I delivered the post-mortem on my Sig Sigma project, using it as a bully pulpit for complexity theory. Somewhere between the slides on nonlinearity and co-evolution I saw my audience’s eyes glaze. They were kind and patient with my enthusiasm but I had lost them as certainly as if I were talking about population dynamics of the Himalayan yeti.
My story was too abstract, lacking concrete examples or business applications. How could they believe such exotic things as complex systems existed among them any more than they believed in yetis? Uncontrollable, self-organizing groups of people—their customers—who could radically change their behavior abruptly, unpredictably? I was describing a business persons’ version of the seventh level of hell. I could also have been describing recent political events in the Mid-East.
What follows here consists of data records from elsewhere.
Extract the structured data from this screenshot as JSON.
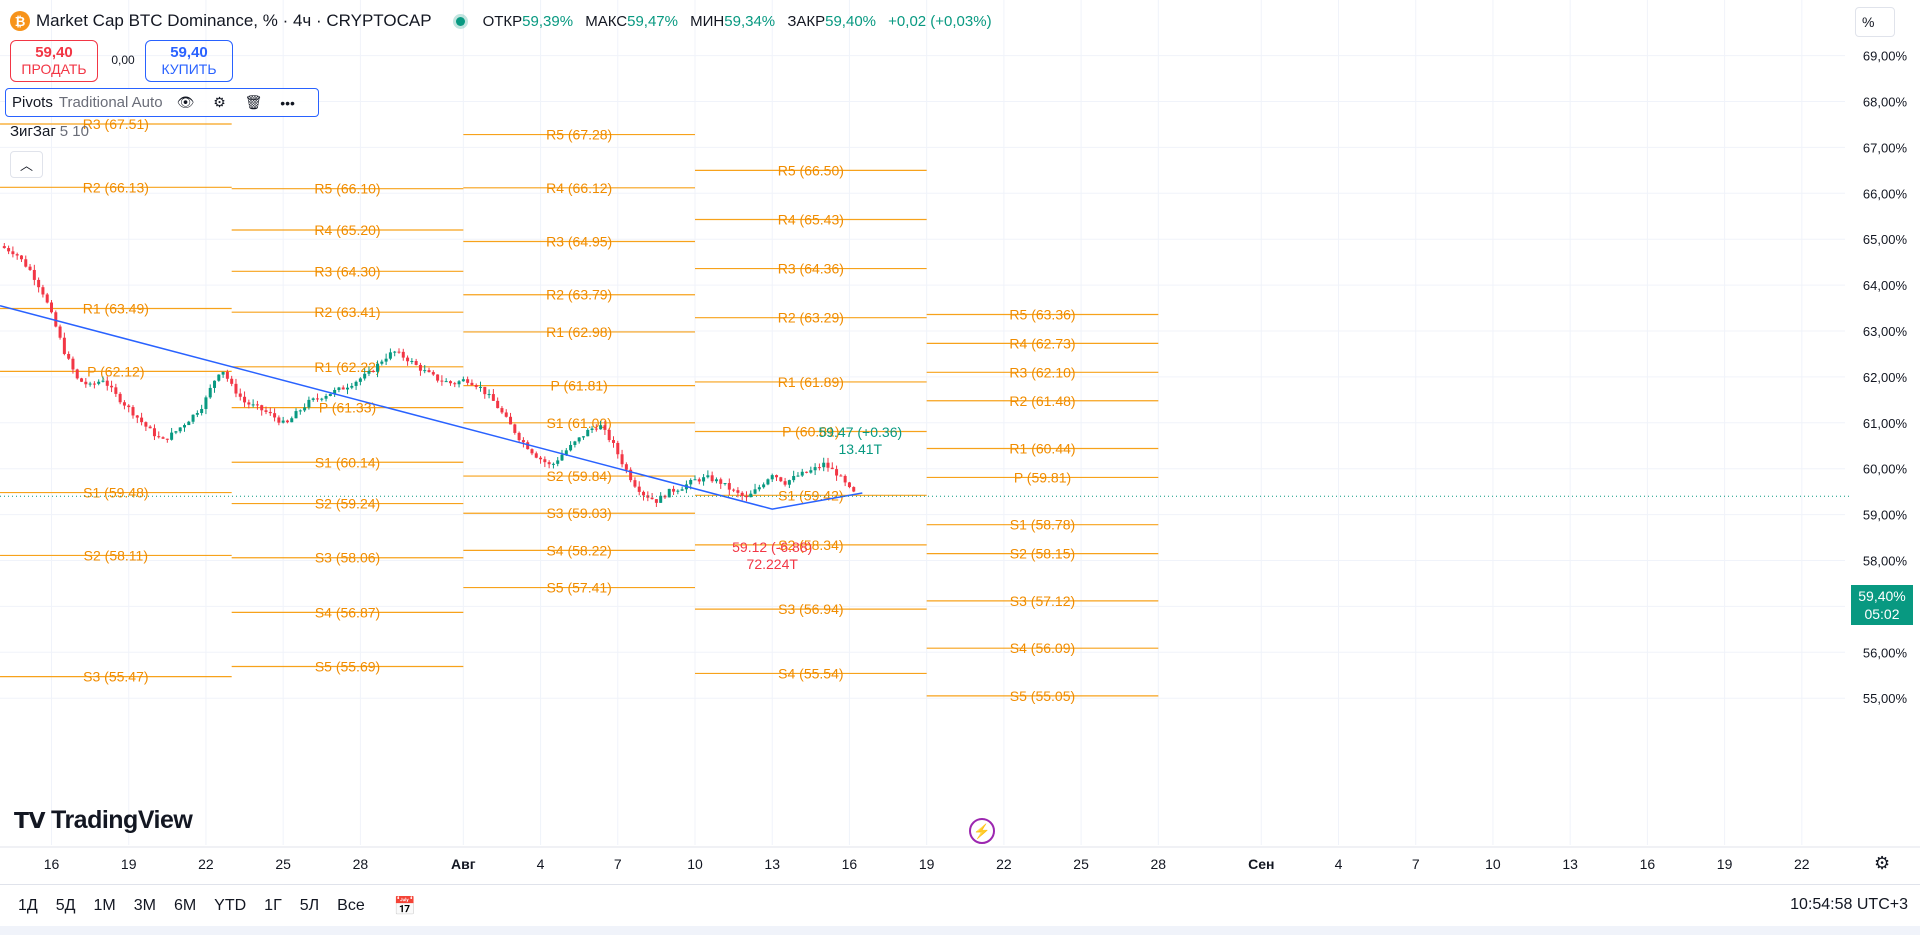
{
  "header": {
    "symbol_icon": "bitcoin-icon",
    "title": "Market Cap BTC Dominance, % · 4ч · CRYPTOCAP",
    "open_label": "ОТКР",
    "open": "59,39%",
    "high_label": "МАКС",
    "high": "59,47%",
    "low_label": "МИН",
    "low": "59,34%",
    "close_label": "ЗАКР",
    "close": "59,40%",
    "change": "+0,02 (+0,03%)"
  },
  "trade": {
    "sell_price": "59,40",
    "sell_label": "ПРОДАТЬ",
    "spread": "0,00",
    "buy_price": "59,40",
    "buy_label": "КУПИТЬ"
  },
  "indicators": {
    "pivots_name": "Pivots",
    "pivots_args": "Traditional Auto",
    "zigzag_name": "ЗигЗаг",
    "zigzag_args": "5 10"
  },
  "scale_mode": "%",
  "current_price": "59,40%",
  "countdown": "05:02",
  "logo_text": "TradingView",
  "time_ranges": [
    "1Д",
    "5Д",
    "1М",
    "3М",
    "6М",
    "YTD",
    "1Г",
    "5Л",
    "Все"
  ],
  "clock": "10:54:58 UTC+3",
  "colors": {
    "pivot": "#f7a21b",
    "pivot_text": "#f08c00",
    "up": "#089981",
    "down": "#f23645",
    "trend": "#2962ff",
    "grid": "#f0f3fa"
  },
  "chart_data": {
    "type": "candlestick",
    "y_axis": {
      "min": 55,
      "max": 69,
      "step": 1,
      "unit": "%",
      "labels": [
        "69,00%",
        "68,00%",
        "67,00%",
        "66,00%",
        "65,00%",
        "64,00%",
        "63,00%",
        "62,00%",
        "61,00%",
        "60,00%",
        "59,00%",
        "58,00%",
        "57,00%",
        "56,00%",
        "55,00%"
      ]
    },
    "x_axis": {
      "labels": [
        {
          "t": 16,
          "label": "16"
        },
        {
          "t": 19,
          "label": "19"
        },
        {
          "t": 22,
          "label": "22"
        },
        {
          "t": 25,
          "label": "25"
        },
        {
          "t": 28,
          "label": "28"
        },
        {
          "t": 32,
          "label": "Авг"
        },
        {
          "t": 35,
          "label": "4"
        },
        {
          "t": 38,
          "label": "7"
        },
        {
          "t": 41,
          "label": "10"
        },
        {
          "t": 44,
          "label": "13"
        },
        {
          "t": 47,
          "label": "16"
        },
        {
          "t": 50,
          "label": "19"
        },
        {
          "t": 53,
          "label": "22"
        },
        {
          "t": 56,
          "label": "25"
        },
        {
          "t": 59,
          "label": "28"
        },
        {
          "t": 63,
          "label": "Сен"
        },
        {
          "t": 66,
          "label": "4"
        },
        {
          "t": 69,
          "label": "7"
        },
        {
          "t": 72,
          "label": "10"
        },
        {
          "t": 75,
          "label": "13"
        },
        {
          "t": 78,
          "label": "16"
        },
        {
          "t": 81,
          "label": "19"
        },
        {
          "t": 84,
          "label": "22"
        }
      ]
    },
    "close_path": [
      [
        14.0,
        64.85
      ],
      [
        14.6,
        64.7
      ],
      [
        15.2,
        64.3
      ],
      [
        15.7,
        63.8
      ],
      [
        16.1,
        63.2
      ],
      [
        16.5,
        62.55
      ],
      [
        17.0,
        61.95
      ],
      [
        17.5,
        61.8
      ],
      [
        18.0,
        61.95
      ],
      [
        18.5,
        61.6
      ],
      [
        19.2,
        61.2
      ],
      [
        19.7,
        60.9
      ],
      [
        20.3,
        60.6
      ],
      [
        20.8,
        60.8
      ],
      [
        21.4,
        61.1
      ],
      [
        21.9,
        61.4
      ],
      [
        22.3,
        61.9
      ],
      [
        22.6,
        62.2
      ],
      [
        23.0,
        61.8
      ],
      [
        23.5,
        61.45
      ],
      [
        24.1,
        61.3
      ],
      [
        24.6,
        61.15
      ],
      [
        25.1,
        60.95
      ],
      [
        25.5,
        61.2
      ],
      [
        26.0,
        61.45
      ],
      [
        26.6,
        61.6
      ],
      [
        27.3,
        61.75
      ],
      [
        27.8,
        61.9
      ],
      [
        28.4,
        62.1
      ],
      [
        28.9,
        62.4
      ],
      [
        29.3,
        62.55
      ],
      [
        29.8,
        62.4
      ],
      [
        30.4,
        62.15
      ],
      [
        31.0,
        61.95
      ],
      [
        31.6,
        61.85
      ],
      [
        32.1,
        61.95
      ],
      [
        32.6,
        61.8
      ],
      [
        33.2,
        61.45
      ],
      [
        33.7,
        61.05
      ],
      [
        34.2,
        60.65
      ],
      [
        34.8,
        60.3
      ],
      [
        35.4,
        60.05
      ],
      [
        35.9,
        60.35
      ],
      [
        36.4,
        60.6
      ],
      [
        36.9,
        60.85
      ],
      [
        37.3,
        60.95
      ],
      [
        37.8,
        60.55
      ],
      [
        38.2,
        60.1
      ],
      [
        38.6,
        59.7
      ],
      [
        39.0,
        59.45
      ],
      [
        39.5,
        59.3
      ],
      [
        40.0,
        59.5
      ],
      [
        40.5,
        59.6
      ],
      [
        41.0,
        59.75
      ],
      [
        41.5,
        59.8
      ],
      [
        42.0,
        59.7
      ],
      [
        42.5,
        59.5
      ],
      [
        43.0,
        59.35
      ],
      [
        43.5,
        59.6
      ],
      [
        44.0,
        59.9
      ],
      [
        44.5,
        59.7
      ],
      [
        45.0,
        59.85
      ],
      [
        45.5,
        59.95
      ],
      [
        46.0,
        60.1
      ],
      [
        46.5,
        59.9
      ],
      [
        47.0,
        59.55
      ],
      [
        47.3,
        59.4
      ]
    ],
    "zigzag": [
      [
        14.0,
        63.55
      ],
      [
        44.0,
        59.12
      ],
      [
        47.5,
        59.47
      ]
    ],
    "zigzag_labels": [
      {
        "text": "59.12 (-6.88)",
        "sub": "72.224T",
        "t": 44.0,
        "y": 59.12,
        "color": "down"
      },
      {
        "text": "59.47 (+0.36)",
        "sub": "13.41T",
        "t": 47.5,
        "y": 59.47,
        "color": "up"
      }
    ],
    "pivot_blocks": [
      {
        "t0": 14.0,
        "t1": 23.0,
        "levels": [
          {
            "label": "R3 (67.51)",
            "v": 67.51
          },
          {
            "label": "R2 (66.13)",
            "v": 66.13
          },
          {
            "label": "R1 (63.49)",
            "v": 63.49
          },
          {
            "label": "P (62.12)",
            "v": 62.12
          },
          {
            "label": "S1 (59.48)",
            "v": 59.48
          },
          {
            "label": "S2 (58.11)",
            "v": 58.11
          },
          {
            "label": "S3 (55.47)",
            "v": 55.47
          }
        ]
      },
      {
        "t0": 23.0,
        "t1": 32.0,
        "levels": [
          {
            "label": "R5 (66.10)",
            "v": 66.1
          },
          {
            "label": "R4 (65.20)",
            "v": 65.2
          },
          {
            "label": "R3 (64.30)",
            "v": 64.3
          },
          {
            "label": "R2 (63.41)",
            "v": 63.41
          },
          {
            "label": "R1 (62.22)",
            "v": 62.22
          },
          {
            "label": "P (61.33)",
            "v": 61.33
          },
          {
            "label": "S1 (60.14)",
            "v": 60.14
          },
          {
            "label": "S2 (59.24)",
            "v": 59.24
          },
          {
            "label": "S3 (58.06)",
            "v": 58.06
          },
          {
            "label": "S4 (56.87)",
            "v": 56.87
          },
          {
            "label": "S5 (55.69)",
            "v": 55.69
          }
        ]
      },
      {
        "t0": 32.0,
        "t1": 41.0,
        "levels": [
          {
            "label": "R5 (67.28)",
            "v": 67.28
          },
          {
            "label": "R4 (66.12)",
            "v": 66.12
          },
          {
            "label": "R3 (64.95)",
            "v": 64.95
          },
          {
            "label": "R2 (63.79)",
            "v": 63.79
          },
          {
            "label": "R1 (62.98)",
            "v": 62.98
          },
          {
            "label": "P (61.81)",
            "v": 61.81
          },
          {
            "label": "S1 (61.00)",
            "v": 61.0
          },
          {
            "label": "S2 (59.84)",
            "v": 59.84
          },
          {
            "label": "S3 (59.03)",
            "v": 59.03
          },
          {
            "label": "S4 (58.22)",
            "v": 58.22
          },
          {
            "label": "S5 (57.41)",
            "v": 57.41
          }
        ]
      },
      {
        "t0": 41.0,
        "t1": 50.0,
        "levels": [
          {
            "label": "R5 (66.50)",
            "v": 66.5
          },
          {
            "label": "R4 (65.43)",
            "v": 65.43
          },
          {
            "label": "R3 (64.36)",
            "v": 64.36
          },
          {
            "label": "R2 (63.29)",
            "v": 63.29
          },
          {
            "label": "R1 (61.89)",
            "v": 61.89
          },
          {
            "label": "P (60.81)",
            "v": 60.81
          },
          {
            "label": "S1 (59.42)",
            "v": 59.42
          },
          {
            "label": "S2 (58.34)",
            "v": 58.34
          },
          {
            "label": "S3 (56.94)",
            "v": 56.94
          },
          {
            "label": "S4 (55.54)",
            "v": 55.54
          }
        ]
      },
      {
        "t0": 50.0,
        "t1": 59.0,
        "levels": [
          {
            "label": "R5 (63.36)",
            "v": 63.36
          },
          {
            "label": "R4 (62.73)",
            "v": 62.73
          },
          {
            "label": "R3 (62.10)",
            "v": 62.1
          },
          {
            "label": "R2 (61.48)",
            "v": 61.48
          },
          {
            "label": "R1 (60.44)",
            "v": 60.44
          },
          {
            "label": "P (59.81)",
            "v": 59.81
          },
          {
            "label": "S1 (58.78)",
            "v": 58.78
          },
          {
            "label": "S2 (58.15)",
            "v": 58.15
          },
          {
            "label": "S3 (57.12)",
            "v": 57.12
          },
          {
            "label": "S4 (56.09)",
            "v": 56.09
          },
          {
            "label": "S5 (55.05)",
            "v": 55.05
          }
        ]
      }
    ],
    "current_value": 59.4
  }
}
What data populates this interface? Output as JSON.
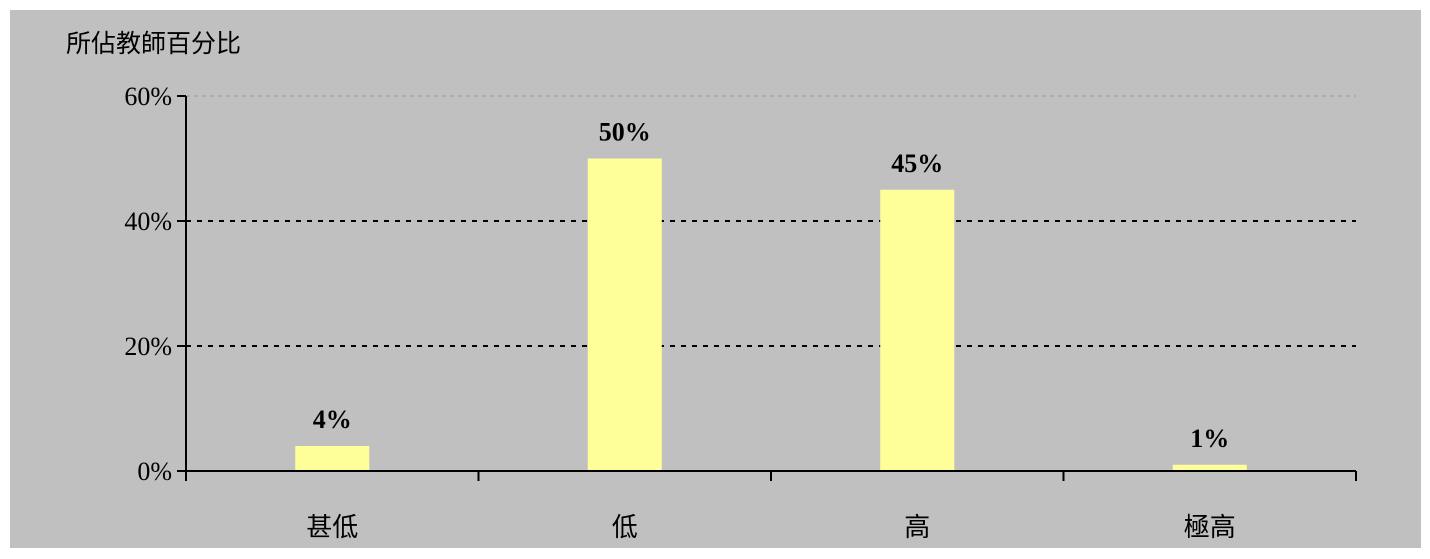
{
  "chart_data": {
    "type": "bar",
    "categories": [
      "甚低",
      "低",
      "高",
      "極高"
    ],
    "values": [
      4,
      50,
      45,
      1
    ],
    "value_labels": [
      "4%",
      "50%",
      "45%",
      "1%"
    ],
    "title": "",
    "xlabel": "",
    "ylabel": "所佔教師百分比",
    "ylim": [
      0,
      60
    ],
    "yticks": [
      0,
      20,
      40,
      60
    ],
    "ytick_labels": [
      "0%",
      "20%",
      "40%",
      "60%"
    ],
    "grid": true,
    "legend": "none",
    "colors": {
      "background": "#c0c0c0",
      "bar": "#ffff99",
      "axis": "#000000",
      "grid": "#000000"
    }
  }
}
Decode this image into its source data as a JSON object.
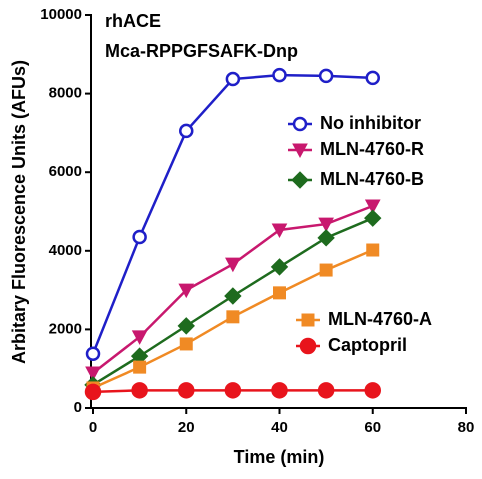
{
  "chart_data": {
    "type": "line",
    "annotations": [
      "rhACE",
      "Mca-RPPGFSAFK-Dnp"
    ],
    "x_label": "Time (min)",
    "y_label": "Arbitary Fluorescence Units (AFUs)",
    "x": [
      0,
      10,
      20,
      30,
      40,
      50,
      60
    ],
    "xlim": [
      0,
      80
    ],
    "xticks": [
      0,
      20,
      40,
      60,
      80
    ],
    "ylim": [
      0,
      10000
    ],
    "yticks": [
      0,
      2000,
      4000,
      6000,
      8000,
      10000
    ],
    "series": [
      {
        "name": "No inhibitor",
        "color": "#1f1fc8",
        "marker": "circle-open",
        "values": [
          1380,
          4350,
          7050,
          8370,
          8470,
          8450,
          8400
        ]
      },
      {
        "name": "MLN-4760-R",
        "color": "#c8186e",
        "marker": "triangle-down",
        "values": [
          890,
          1810,
          3000,
          3660,
          4530,
          4680,
          5140
        ]
      },
      {
        "name": "MLN-4760-B",
        "color": "#1e6b1e",
        "marker": "diamond",
        "values": [
          590,
          1320,
          2090,
          2850,
          3590,
          4330,
          4830
        ]
      },
      {
        "name": "MLN-4760-A",
        "color": "#f08a24",
        "marker": "square",
        "values": [
          510,
          1040,
          1630,
          2320,
          2930,
          3510,
          4020
        ]
      },
      {
        "name": "Captopril",
        "color": "#e8141c",
        "marker": "circle",
        "values": [
          410,
          450,
          450,
          450,
          450,
          450,
          450
        ]
      }
    ]
  }
}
Fortune 500 companies have the lifespan of toadstools. New business models are proliferating like pond scum. The lunatics are in charge of the asylum.
In fairness to myself, I was following my intuition, asking questions rather than providing answers. Managers need options, a barrage of answers bracketing a problem, not more questions. My description of complexity as a domain where there are no necessarily right answers didn’t reassure them.
Frankly, I’m not sure they should feel reassured. If complexity theory is true, if systems exhibiting the characteristics of complexity do live among us—if they are us—then we need to address them, comprehend them, develop tools to work with them. I had no tools to show them other than Cognitive Edge’s use of self-signified narrative captured by web form and mapped to a fitness landscape and I probably didn’t do a fair job of that.
Acknowledging the relevance of complex systems to competition would be a seismic event for business management, an event comparable to the movement of tectonic plates. The ground would shift beneath our feet. Towering edifices of management theory would fall in smoking ruin. Assumptions about command and control would die painfully and publicly. MBA programs would be traumatized. And business consultants would need to buy the emperor a new suit of clothes. It would be a big thing.
But big things are happening all around us whether or not we accept complexity theory. Fortune 500 companies have the lifespan of toadstools. New business models are proliferating like pond scum. The lunatics are in charge of the asylum. It’s a world impossible to comprehend using our old frameworks. Yet we persist in best practices we know outmoded, irrelevant and, in some cases, detrimental. To abandon what we know would be to embrace chaos. And there lies the essential paradox.
Not all was lost in my presentation. Mike Farabelli, my Six Sigma mentor (bless his patient heart) introduced me to Geza Nemesszeghy. Both are men with enormous experience in project and risk management. Geza also has an interest in complexity theory. Perhaps they can show me the next step.